Sie hatte sich verliebt. Gegen alle Vernunft und mit einer Verwegenheit, zu der sie später nie mehr fähig gewesen war. Abends verabschiedete sie sich von ihren Eltern und fuhr mit ihrem grünen VW-Käfer in Tims Hotel.
|268|»Es ist einfach so passiert. Nach den Osterferien gingen die Abiturklausuren los, es war diese besondere Zeit, alles fing doch erst an. Und ich dachte, ich würde etwas verpassen.«
Katja seufzte im Schlaf, Anke warf einen kurzen Blick auf sie und wandte sich wieder an Doris. »Und wie lange ging das?«
»Nicht lange.« Doris zog die Beine dichter an den Körper. »Wir haben uns zwei- oder dreimal getroffen, aber zu Hause war der Ostseezauber weg, und ich bekam ein schlechtes Gewissen. Er auch. Wenn auch aus anderen Gründen. Und dann war es vorbei. Das letzte Treffen war nach der letzten Klausur.«
»Wusste Torsten das?«
»Nein. Ich habe ihm damals gesagt, ich müsste allein lernen, und habe alles auf meine Prüfungsangst geschoben. Damit kam ich durch. Und nach dem Abitur war die Sache sowieso erledigt. Ich habe Tim nie wiedergesehen.«
»Und weil Tim Schneider als Begleitperson bei der Abschlussfahrt dabei war, bist du nicht mitgefahren?«
Doris nickte. »Ich hatte noch nie ein Pokerface. Jeder hätte mir etwas angesehen. Ich war noch ziemlich durcheinander. So war es besser.«
Beide schwiegen. Dann drehte Katja sich zu Anke und schlang ihr Bein um sie. Vorsichtig versuchte die, sich aus dem Klammergriff zu lösen, ohne Katja zu wecken.

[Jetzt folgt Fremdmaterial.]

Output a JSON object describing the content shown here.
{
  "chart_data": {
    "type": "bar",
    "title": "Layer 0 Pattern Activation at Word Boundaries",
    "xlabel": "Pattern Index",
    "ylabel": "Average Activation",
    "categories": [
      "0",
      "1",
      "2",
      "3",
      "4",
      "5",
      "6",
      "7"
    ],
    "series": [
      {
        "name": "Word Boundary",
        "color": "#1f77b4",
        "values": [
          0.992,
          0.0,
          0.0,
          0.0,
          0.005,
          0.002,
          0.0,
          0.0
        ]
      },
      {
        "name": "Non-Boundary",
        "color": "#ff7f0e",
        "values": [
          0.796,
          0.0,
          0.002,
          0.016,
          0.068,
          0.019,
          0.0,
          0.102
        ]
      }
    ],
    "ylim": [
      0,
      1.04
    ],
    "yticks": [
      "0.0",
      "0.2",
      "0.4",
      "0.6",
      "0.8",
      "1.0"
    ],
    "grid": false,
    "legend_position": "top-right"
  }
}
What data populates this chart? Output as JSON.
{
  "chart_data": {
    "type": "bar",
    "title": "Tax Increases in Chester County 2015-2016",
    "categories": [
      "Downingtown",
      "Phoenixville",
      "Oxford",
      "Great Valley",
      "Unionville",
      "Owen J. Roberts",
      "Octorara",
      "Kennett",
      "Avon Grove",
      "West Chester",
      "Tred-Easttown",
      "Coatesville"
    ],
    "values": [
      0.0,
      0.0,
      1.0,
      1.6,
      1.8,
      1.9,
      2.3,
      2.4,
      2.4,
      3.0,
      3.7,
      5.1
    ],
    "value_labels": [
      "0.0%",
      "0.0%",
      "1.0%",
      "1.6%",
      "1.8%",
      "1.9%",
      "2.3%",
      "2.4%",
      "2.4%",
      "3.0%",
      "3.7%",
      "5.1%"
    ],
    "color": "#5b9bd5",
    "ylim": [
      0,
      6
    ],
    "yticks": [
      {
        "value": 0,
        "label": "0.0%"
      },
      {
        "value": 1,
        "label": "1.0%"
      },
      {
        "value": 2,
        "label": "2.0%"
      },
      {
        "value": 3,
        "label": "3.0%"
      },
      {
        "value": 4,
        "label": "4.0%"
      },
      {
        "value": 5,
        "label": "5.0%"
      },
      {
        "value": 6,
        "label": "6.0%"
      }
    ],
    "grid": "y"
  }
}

»Severin ist anhänglich«, sagte Doris lächelnd. »Trotz des jungen Liebhabers.«
»Es war nicht besser, dass du nicht mitgefahren bist«, sagte Anke plötzlich ernst. »Für mich nicht. Ganz im Gegenteil. Es wäre alles nicht passiert, wenn du da gewesen wärst.«
|269|»Aber wieso …?« Doris’ Lächeln erstarb, als sie Ankes Gesichtsausdruck begriff. »Du hast … mit …? Torsten? Der Mann … war …?«
Katja rollte sich mit Schwung auf die andere Seite und fiel krachend aus dem Bett.